Torbacı… neden öldürdün diye soruluyor. Tutanaklarda var. Davam vardı. Yargıtay’da sorunlarım vardı. Bana Yardımcı olmasını istedim. Yapmadı, Gerekli ilgiyi göstermedi. Bu yüzden… ‘Öldürdük’ de demiyor. ‘Korkutmak gayesiyle ayaklarına sıkmayı düşünmüştük, Hadise Öbür bir yere evrildi.’ Bu işleri yapanlar, sonrasını da planlıyorlar.
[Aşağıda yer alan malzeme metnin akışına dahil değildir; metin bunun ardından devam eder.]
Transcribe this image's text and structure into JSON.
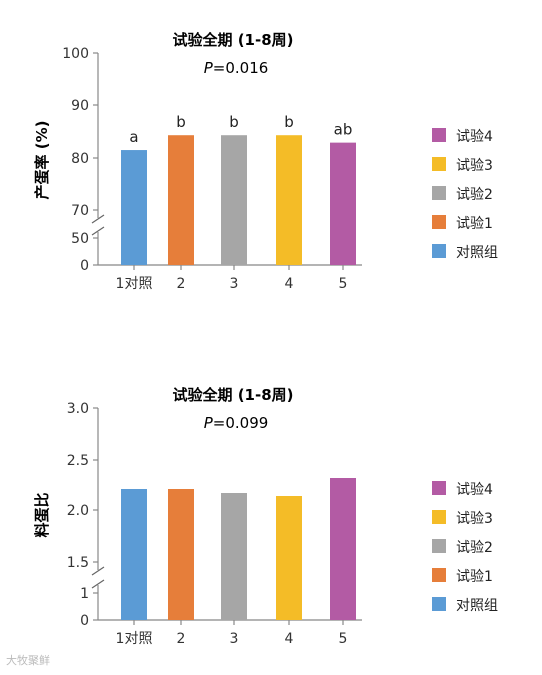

Nasıl Anlatım verilmesi gerektiği ile ilgili bir kurgu yapıyorlar, esasen.
“BİR YERE KADAR GETİRİYORLAR, ÖTESİNİ KARARTIYORLAR”
Geleceği paylaşmak ve Birlikte yaşamak iradesi çoğalacak ve güçlenecekse Türkiye’de; kime yapılırsa yapılsın, kim yaparsa yapsın; insan öldüren, insanı katledenlere karşı topyekûn bir davranış geliştirmemiz lazım. oy almak uğruna değil, insanları yaşatmak uğruna Siyaset yapmamız lazım.
Hiçbir hadisenin karanlıkta kalmaması için Aleni şeffaf bir süreç yönetilmelidir. İçişleri Bakanı bu mevzuda ne yazık ki, görevini yapmamıştır. Çıkmış, hadiseyi anlatıyor: ‘Biz Tüm sanıkları adalete teslim ettik, biri hariç.’ Kim yaptı, kim emretti; sorunun yanıtı yok. Ne için öldürdünüz, yanıtı yok. Bir yere kadar getiriyorlar, ötesini karartıyorlar.”